2020 yılının ilk çeyreğindeki yaşanan salgın kırılgan ekonomilere sahip birçok gelişmekte olan ekonomiyi sarstı ve birçoğunu yılın ikinci çeyreğinde de sarsmaya devam edecek. Özellikle yılın ikinci yarısıyla beraber piyasalara pompalanmayı bekleyen likidite bolluğunun artacak olan risk iştahıyla Türkiye gibi gelişmekte olan ekonomilere akması muhtemel olacaktır ki bu ülke ekonomimiz için büyük bir potansiyel olarak karşımızda duruyor. Tabi bu süreçte Türkiye’nin uygulayacağı iç politikalar ve uluslararası arenadaki ilişkileri sıcak paranın ülkeye girişi noktasında hayati önem taşıyacak.

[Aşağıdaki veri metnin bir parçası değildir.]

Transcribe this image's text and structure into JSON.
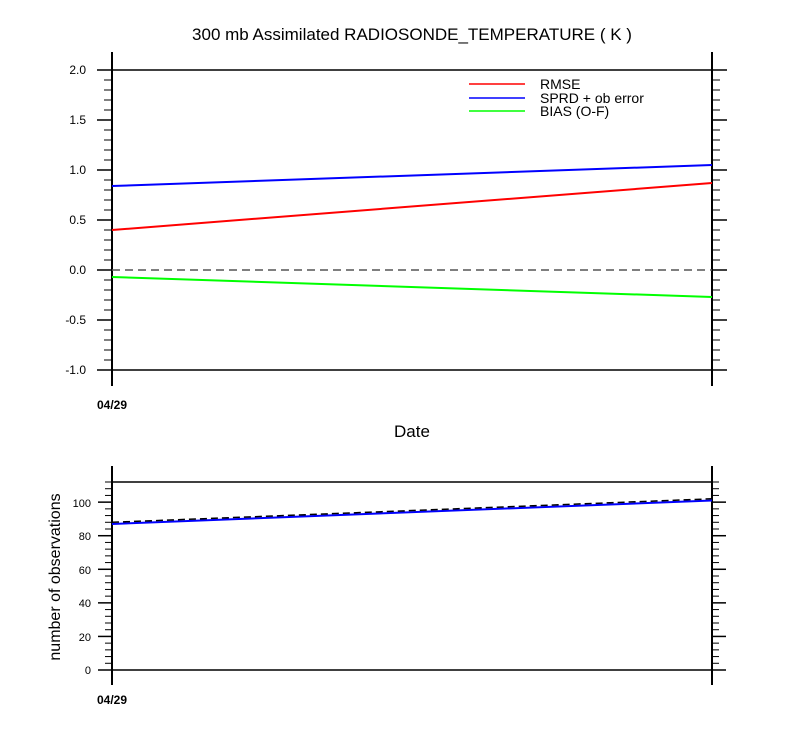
{
  "chart_data": [
    {
      "type": "line",
      "title": "300 mb Assimilated RADIOSONDE_TEMPERATURE ( K )",
      "xlabel": "Date",
      "ylabel": "",
      "x_tick_labels": [
        "04/29"
      ],
      "ylim": [
        -1.0,
        2.0
      ],
      "y_ticks": [
        "2.0",
        "1.5",
        "1.0",
        "0.5",
        "0.0",
        "-0.5",
        "-1.0"
      ],
      "legend_placement": "top-right",
      "grid": false,
      "reference_line": {
        "y": 0.0,
        "style": "dashed",
        "color": "#555555"
      },
      "series": [
        {
          "name": "RMSE",
          "color": "#ff0000",
          "values": [
            0.4,
            0.87
          ]
        },
        {
          "name": "SPRD + ob error",
          "color": "#0000ff",
          "values": [
            0.84,
            1.05
          ]
        },
        {
          "name": "BIAS (O-F)",
          "color": "#00ff00",
          "values": [
            -0.07,
            -0.27
          ]
        }
      ]
    },
    {
      "type": "line",
      "title": "",
      "xlabel": "",
      "ylabel": "number of observations",
      "x_tick_labels": [
        "04/29"
      ],
      "ylim": [
        0,
        112
      ],
      "y_ticks": [
        "100",
        "80",
        "60",
        "40",
        "20",
        "0"
      ],
      "grid": false,
      "series": [
        {
          "color": "#0000ff",
          "style": "solid",
          "values": [
            87,
            101
          ]
        },
        {
          "color": "#000000",
          "style": "dashed",
          "values": [
            88,
            102
          ]
        }
      ]
    }
  ]
}
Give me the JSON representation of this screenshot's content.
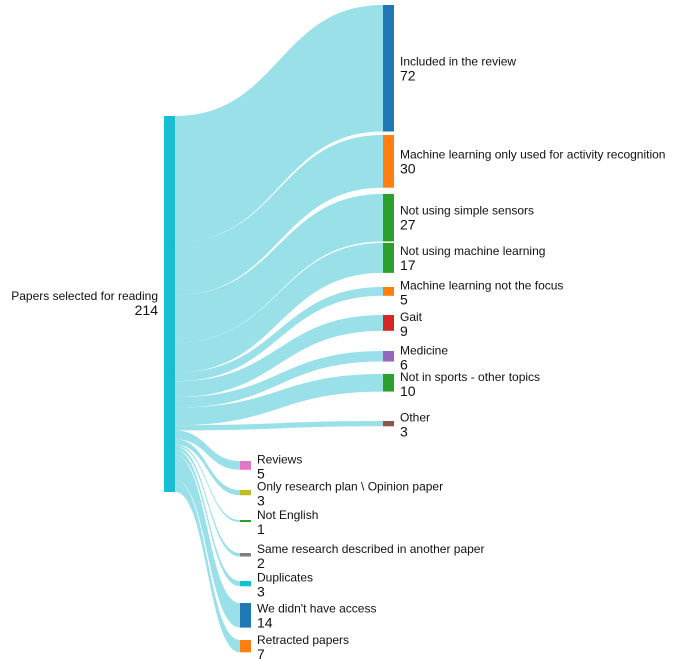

Yılın ikinci çeyreğinden itibaren sıcak para bir şekilde dünyaya yayılacak fakat bu defa hangi ülkelere yöneleceği noktasında ekstra seçici olacaktır. Maliyetsiz (yatırımcı çekerek) ya da düşük maliyetli likiditeye (serbest piyasa ekonomisi & güvenilirlik sağlamak ile) ulaşma ihtimali gelişmekte olan ülkelerin uyguladıkları iç ve dış politikalarına yakından bağlı olacak.